Saturday, May 28, 2011

Proverbs 3: 5-6

One of my favourite childhood Bible songs. Enjoy!

Sunday, May 15, 2011

Panic attack

Let me tell you all a true story:

One summer I tried to pile too much on my plate: Working part-time in retail, working part-time as a TA in my university, and taking 3 online summer classes. And that's all in addition to having a social life, going to church, and having at least a little bit of a summer. So I realized that it was too much to do in one summer, and I decided to drop the hardest and most demanding of my three online classes. I followed the procedure to apply for a refund for the online class well before the deadline to drop classes, and left it at that.

Fast forward a week later. I checked my account for my summer classes and noticed that I haven't yet been refunded for my online class. Odd, I thought. I looked over things again and realized something: I applied to get a refund for the online class, but I didn't 'drop' the class in my student account... meaning that I was still registered for the class, still expected to pay tuition and fees, and already days late for the drop deadline (with tuition refund). I figured this out, had a panic attack, called my boyfriend and sobbed on the phone, went to the living room and sobbed to my family, and when I was done sobbing my stresses away I came straight to my computer to blog about it.

So I had 3 options:
a) Pray like a maniac and beg beg beg the registrar's office to remove my class without me having to pay the full tuition fees (which comes to $400),
b) Quit the part-time retail job and work my butt off to pass all 3 classes and still TA at the university, or
c) Drop the class, pay the $400 fees, and take it as a lesson learned.

How does the story end?
I don't know yet, because this just happened to me today.
Tomorrow I'm going in to the school to grovel and cry and hope and pray that they'll let me out of this mess I've found myself in. Please pray that they'll be sympathetic to me and let me keep my money!

Burst your bubble.

Untitled by picolsphoto
Untitled, a photo by picolsphoto on Flickr.

Wednesday, May 11, 2011

Morning Dilemma

The alarm goes off at 6:20 AM, and the bus comes at 6:59. And somehow I end up spending 20 minutes in my room, wondering, "what should I wear today?"

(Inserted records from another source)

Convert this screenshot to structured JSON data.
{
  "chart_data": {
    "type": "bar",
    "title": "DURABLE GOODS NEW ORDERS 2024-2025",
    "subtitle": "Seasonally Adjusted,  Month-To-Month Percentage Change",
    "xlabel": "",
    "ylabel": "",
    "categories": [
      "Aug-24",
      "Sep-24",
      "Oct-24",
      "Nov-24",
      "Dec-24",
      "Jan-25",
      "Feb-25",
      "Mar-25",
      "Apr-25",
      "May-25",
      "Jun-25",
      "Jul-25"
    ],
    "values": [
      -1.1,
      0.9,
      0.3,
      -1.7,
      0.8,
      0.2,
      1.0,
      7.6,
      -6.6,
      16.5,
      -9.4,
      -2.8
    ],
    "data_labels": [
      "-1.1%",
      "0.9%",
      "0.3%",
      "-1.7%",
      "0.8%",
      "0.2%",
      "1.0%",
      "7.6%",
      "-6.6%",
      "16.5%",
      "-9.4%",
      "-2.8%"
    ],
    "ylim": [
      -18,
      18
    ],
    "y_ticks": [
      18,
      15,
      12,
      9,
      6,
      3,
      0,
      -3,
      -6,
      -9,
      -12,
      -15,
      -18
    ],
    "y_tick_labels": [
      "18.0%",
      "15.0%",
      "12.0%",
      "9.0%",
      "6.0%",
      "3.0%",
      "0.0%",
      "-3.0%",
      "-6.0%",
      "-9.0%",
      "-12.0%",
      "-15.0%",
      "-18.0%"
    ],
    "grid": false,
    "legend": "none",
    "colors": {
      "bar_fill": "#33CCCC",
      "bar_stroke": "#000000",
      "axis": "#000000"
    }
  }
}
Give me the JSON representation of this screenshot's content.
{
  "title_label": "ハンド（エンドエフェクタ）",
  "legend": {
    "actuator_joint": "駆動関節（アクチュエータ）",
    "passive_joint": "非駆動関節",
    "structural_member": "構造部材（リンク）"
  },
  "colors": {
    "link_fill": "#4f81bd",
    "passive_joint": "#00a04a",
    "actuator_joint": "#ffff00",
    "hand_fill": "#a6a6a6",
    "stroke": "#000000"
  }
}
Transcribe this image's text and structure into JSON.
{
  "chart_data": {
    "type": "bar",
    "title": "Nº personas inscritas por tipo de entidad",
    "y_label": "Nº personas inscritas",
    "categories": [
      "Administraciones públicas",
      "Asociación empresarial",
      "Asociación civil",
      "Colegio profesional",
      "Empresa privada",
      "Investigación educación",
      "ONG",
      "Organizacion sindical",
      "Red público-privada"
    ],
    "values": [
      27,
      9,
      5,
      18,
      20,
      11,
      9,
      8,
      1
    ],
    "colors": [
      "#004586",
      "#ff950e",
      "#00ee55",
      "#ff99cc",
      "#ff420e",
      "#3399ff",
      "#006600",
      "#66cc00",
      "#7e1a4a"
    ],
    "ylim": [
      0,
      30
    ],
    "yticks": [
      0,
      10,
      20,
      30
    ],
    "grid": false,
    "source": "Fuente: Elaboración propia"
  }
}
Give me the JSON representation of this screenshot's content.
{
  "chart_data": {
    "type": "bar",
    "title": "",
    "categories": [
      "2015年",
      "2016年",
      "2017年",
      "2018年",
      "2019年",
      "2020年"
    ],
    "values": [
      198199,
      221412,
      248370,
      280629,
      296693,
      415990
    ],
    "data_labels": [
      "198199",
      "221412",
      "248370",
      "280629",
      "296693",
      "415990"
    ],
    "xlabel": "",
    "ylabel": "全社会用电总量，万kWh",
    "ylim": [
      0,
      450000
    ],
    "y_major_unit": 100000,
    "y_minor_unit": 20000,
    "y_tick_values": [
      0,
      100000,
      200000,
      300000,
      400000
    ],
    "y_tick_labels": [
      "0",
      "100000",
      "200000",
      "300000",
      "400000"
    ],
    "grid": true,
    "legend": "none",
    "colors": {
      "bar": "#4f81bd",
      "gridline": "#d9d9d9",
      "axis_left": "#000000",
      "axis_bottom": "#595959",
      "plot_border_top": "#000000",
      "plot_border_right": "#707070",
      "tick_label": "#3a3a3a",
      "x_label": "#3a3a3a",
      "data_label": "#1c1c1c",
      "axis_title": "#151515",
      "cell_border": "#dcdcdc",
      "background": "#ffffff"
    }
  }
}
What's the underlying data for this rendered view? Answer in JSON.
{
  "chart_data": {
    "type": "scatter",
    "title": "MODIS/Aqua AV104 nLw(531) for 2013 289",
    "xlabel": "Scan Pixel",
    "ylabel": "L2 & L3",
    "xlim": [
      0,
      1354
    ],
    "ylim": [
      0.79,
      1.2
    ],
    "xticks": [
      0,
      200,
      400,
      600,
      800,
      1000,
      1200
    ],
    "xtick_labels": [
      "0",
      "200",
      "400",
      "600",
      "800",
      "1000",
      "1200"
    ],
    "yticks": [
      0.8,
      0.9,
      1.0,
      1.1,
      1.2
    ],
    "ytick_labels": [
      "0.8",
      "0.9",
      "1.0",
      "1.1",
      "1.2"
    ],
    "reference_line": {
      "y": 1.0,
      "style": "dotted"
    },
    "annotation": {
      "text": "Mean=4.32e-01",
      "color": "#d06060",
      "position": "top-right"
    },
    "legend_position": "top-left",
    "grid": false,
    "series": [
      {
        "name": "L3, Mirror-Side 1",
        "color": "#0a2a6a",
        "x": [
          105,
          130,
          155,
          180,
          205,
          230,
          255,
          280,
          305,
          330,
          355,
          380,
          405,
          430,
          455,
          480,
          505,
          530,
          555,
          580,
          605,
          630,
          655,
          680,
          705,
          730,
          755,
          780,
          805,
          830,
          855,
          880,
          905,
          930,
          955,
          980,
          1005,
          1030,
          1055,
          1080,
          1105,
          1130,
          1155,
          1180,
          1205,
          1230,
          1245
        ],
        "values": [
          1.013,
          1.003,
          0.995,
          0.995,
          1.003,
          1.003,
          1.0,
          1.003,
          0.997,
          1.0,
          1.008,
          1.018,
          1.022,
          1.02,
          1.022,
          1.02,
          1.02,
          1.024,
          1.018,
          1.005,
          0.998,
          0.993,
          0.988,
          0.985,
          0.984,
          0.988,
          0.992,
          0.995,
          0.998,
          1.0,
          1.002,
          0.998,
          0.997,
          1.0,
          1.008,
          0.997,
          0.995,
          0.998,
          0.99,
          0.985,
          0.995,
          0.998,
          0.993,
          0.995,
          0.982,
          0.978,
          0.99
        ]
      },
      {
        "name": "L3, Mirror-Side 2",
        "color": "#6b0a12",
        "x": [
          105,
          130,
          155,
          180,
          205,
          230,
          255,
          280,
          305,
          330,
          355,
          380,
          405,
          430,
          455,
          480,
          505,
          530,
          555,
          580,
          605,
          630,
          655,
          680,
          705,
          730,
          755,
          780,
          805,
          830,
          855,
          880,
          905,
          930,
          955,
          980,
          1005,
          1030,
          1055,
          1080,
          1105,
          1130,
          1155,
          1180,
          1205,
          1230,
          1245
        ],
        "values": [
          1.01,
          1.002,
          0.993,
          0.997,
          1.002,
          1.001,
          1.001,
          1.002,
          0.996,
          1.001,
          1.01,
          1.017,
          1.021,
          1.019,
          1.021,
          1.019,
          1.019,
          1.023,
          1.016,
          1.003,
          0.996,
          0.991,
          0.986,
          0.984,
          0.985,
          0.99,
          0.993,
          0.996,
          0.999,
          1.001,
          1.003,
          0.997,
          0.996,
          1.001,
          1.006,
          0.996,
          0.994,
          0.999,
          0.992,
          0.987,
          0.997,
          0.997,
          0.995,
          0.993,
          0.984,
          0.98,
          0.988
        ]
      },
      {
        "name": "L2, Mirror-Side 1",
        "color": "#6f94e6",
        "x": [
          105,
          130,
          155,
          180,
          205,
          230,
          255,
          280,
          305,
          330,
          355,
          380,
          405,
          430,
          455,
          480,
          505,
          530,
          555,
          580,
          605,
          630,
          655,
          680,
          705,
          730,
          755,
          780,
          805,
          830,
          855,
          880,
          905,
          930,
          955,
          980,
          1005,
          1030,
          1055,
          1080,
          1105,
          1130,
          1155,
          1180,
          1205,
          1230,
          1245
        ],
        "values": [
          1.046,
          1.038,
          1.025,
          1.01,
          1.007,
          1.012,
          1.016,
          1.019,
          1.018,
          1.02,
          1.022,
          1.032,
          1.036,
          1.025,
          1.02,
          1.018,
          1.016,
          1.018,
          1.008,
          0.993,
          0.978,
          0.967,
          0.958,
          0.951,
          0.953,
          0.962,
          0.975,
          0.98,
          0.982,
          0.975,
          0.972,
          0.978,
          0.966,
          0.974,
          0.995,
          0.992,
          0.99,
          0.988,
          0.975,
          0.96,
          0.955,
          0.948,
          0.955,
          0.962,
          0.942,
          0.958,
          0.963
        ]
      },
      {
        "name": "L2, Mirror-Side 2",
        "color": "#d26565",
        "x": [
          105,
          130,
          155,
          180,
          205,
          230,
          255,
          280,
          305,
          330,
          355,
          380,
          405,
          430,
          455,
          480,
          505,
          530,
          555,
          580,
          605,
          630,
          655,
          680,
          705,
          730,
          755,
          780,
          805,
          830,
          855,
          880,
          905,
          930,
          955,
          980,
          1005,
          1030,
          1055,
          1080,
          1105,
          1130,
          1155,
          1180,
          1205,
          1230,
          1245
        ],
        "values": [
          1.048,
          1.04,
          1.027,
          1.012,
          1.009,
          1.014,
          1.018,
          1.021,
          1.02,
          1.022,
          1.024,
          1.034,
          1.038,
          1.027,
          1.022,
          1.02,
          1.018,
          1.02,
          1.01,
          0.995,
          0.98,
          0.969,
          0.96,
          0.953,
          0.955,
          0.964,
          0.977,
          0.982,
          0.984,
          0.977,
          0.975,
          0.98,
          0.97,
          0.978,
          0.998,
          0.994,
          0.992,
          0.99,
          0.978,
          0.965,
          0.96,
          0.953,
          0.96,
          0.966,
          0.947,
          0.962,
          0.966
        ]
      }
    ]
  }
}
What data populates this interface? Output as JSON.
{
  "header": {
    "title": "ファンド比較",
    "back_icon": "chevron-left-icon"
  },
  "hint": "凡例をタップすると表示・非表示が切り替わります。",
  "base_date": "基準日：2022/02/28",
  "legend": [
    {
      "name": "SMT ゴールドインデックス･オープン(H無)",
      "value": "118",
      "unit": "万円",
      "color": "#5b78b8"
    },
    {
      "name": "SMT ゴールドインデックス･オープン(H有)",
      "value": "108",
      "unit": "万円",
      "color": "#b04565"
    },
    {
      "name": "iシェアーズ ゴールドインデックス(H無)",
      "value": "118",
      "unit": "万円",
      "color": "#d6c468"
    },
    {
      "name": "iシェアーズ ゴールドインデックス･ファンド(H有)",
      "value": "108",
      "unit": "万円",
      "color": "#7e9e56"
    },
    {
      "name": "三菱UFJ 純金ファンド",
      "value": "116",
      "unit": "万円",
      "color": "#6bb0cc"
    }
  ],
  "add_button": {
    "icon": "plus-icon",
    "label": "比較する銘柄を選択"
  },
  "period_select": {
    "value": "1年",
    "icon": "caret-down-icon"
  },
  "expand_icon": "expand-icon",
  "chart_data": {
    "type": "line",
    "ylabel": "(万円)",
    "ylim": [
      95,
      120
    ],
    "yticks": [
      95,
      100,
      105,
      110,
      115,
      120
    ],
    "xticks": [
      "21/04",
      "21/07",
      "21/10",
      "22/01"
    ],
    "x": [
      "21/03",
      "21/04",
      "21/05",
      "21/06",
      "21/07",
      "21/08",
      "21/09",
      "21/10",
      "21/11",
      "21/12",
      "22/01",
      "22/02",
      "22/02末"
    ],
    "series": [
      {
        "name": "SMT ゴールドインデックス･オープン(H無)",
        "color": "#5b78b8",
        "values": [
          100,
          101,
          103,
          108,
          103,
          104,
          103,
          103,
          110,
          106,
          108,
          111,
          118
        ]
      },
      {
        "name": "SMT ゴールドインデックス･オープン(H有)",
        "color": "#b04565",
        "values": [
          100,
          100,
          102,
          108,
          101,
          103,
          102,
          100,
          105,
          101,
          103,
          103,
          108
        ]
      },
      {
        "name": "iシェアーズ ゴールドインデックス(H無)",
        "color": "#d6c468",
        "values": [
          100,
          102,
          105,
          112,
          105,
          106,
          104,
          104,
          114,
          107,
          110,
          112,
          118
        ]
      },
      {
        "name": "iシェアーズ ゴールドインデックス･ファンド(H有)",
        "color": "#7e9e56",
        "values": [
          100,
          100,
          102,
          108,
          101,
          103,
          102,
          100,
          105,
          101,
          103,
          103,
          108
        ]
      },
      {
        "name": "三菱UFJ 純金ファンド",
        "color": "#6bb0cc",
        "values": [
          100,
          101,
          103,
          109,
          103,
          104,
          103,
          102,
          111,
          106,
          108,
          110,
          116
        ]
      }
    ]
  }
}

"...clothe yourselves with compassion, kindness, humility, gentleness and patience. And over all these virtues put on LOVE, which binds them all together in perfect unity." (Colossians 3:12-14)

I still don't know what to wear, but keep these words in mind next time you're in this kind of morning dilemma!

Tuesday, May 10, 2011

iPray.


"I pray because I can't help myself. I pray because I'm helpless. I pray because the need flows out of me all the time - waking and sleeping. It doesn't change God - it changes me." - C.S. Lewis

Home...


This definitely does happen... but there's also an added complication in my situation...

Where is home?

Monday, May 9, 2011

As we get older...

It's funny how experiences change over time... 

I remember the first time I got to write a cheque or to use my Visa... I felt all grown-up and important and stuff.  I liked it, and couldn't wait to do it again.  This morning, when I sat down to write a two hundred dollar cheque, the feeling was definitely not of excitement, but was more of something along the lines of
Ugh....  there's not that much more money they can squeeze out of my bank account.
 Yeah, not much of an update... just writing cheques and spending money without any formal income.

Friday, May 6, 2011

ever

forget how beautiful you truly are to God
and feel just PLAIN UGLY some days?! and compare yourself to every "hot girl" that passes your way?

btw, not trying to get any pity comments! haha
don't forget how precious you are to God (and all of us!)

Monday, May 2, 2011

Here's to the start of my summer... school

Summer school starts in 10 minutes for me.  I finished my last exam last Thursday.  It feels like I never got a break.  I've never taken any summer courses before, not even in high school.  I hope I won't regret taking 2 this summer.  It's supposed to make life easier during the regular school year.

Side note: there's only 3 other people in the class room right now.